Methods: 354 pediatricians were randomly selected from a register of Australasian physicians and surveyed 14 months before, and concurrent with, a summary of a relevant systematic review. Respondents’ estimates were dichotomised and labelled as correct when within 5% of the evidence-based value. Frequency of correct responses was compared using McNemar’s test for paired proportions.

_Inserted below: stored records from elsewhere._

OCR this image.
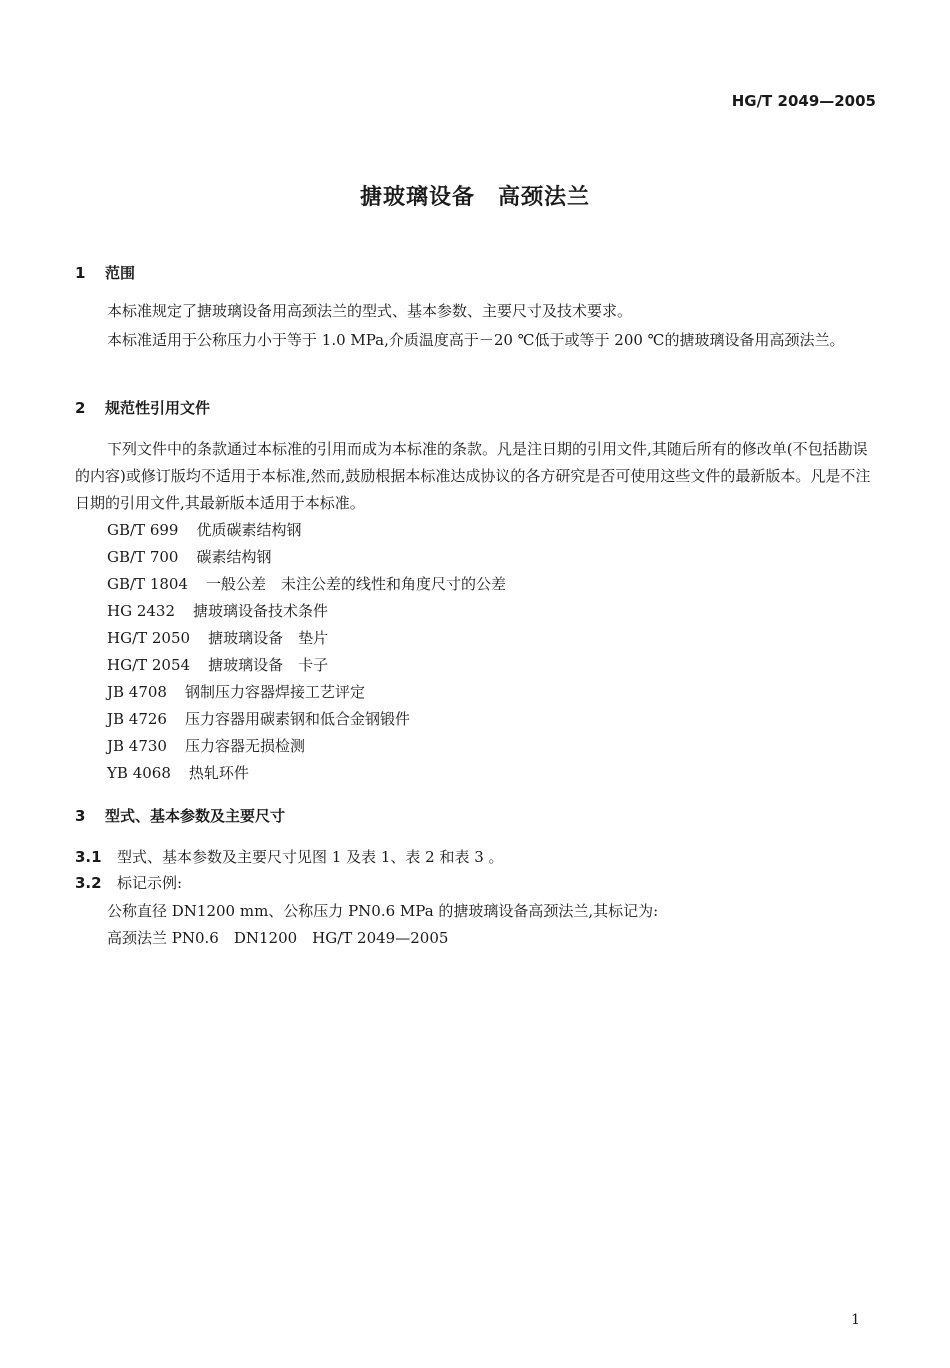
HG/T 2049—2005
搪玻璃设备　高颈法兰
1 范围
本标准规定了搪玻璃设备用高颈法兰的型式、基本参数、主要尺寸及技术要求。
本标准适用于公称压力小于等于 1.0 MPa,介质温度高于－20 ℃低于或等于 200 ℃的搪玻璃设备用高颈法兰。
2 规范性引用文件
下列文件中的条款通过本标准的引用而成为本标准的条款。凡是注日期的引用文件,其随后所有的修改单(不包括勘误的内容)或修订版均不适用于本标准,然而,鼓励根据本标准达成协议的各方研究是否可使用这些文件的最新版本。凡是不注日期的引用文件,其最新版本适用于本标准。
GB/T 699 优质碳素结构钢
GB/T 700 碳素结构钢
GB/T 1804 一般公差　未注公差的线性和角度尺寸的公差
HG 2432 搪玻璃设备技术条件
HG/T 2050 搪玻璃设备　垫片
HG/T 2054 搪玻璃设备　卡子
JB 4708 钢制压力容器焊接工艺评定
JB 4726 压力容器用碳素钢和低合金钢锻件
JB 4730 压力容器无损检测
YB 4068 热轧环件
3 型式、基本参数及主要尺寸
3.1 型式、基本参数及主要尺寸见图 1 及表 1、表 2 和表 3 。
3.2 标记示例:
公称直径 DN1200 mm、公称压力 PN0.6 MPa 的搪玻璃设备高颈法兰,其标记为:
高颈法兰 PN0.6　DN1200　HG/T 2049—2005
1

Results: Response rate for the return of both surveys was 61% (215/354). Provision of the evidence summary significantly improved knowledge of the frequencies of associated renal tract abnormalities (vesicoureteric reflux and kidney damage), with an increase in correct responses of about 30% post summary (p<0.001 for both reflux and damage). Prior to the summary, clinicians underestimated the sensitivity of all imaging tests for the diagnosis of renal damage and reflux by about 30%, with an increase in correct responses of 30-50% for all tests after the summary (p < 0.001 for all). In contrast, reported imaging practices for all tests showed no significant change in practice after receipt of the evidence summary.

Conclusions: Provision of evidence based information on rates of abnormality and test sensitivity improved knowledge but did not result in any significant change in reported practice. Properties of diagnostic tests conventionally thought to modify use, sensitivity and likelihood of detecting abnormalities, did not influence test ordering practices.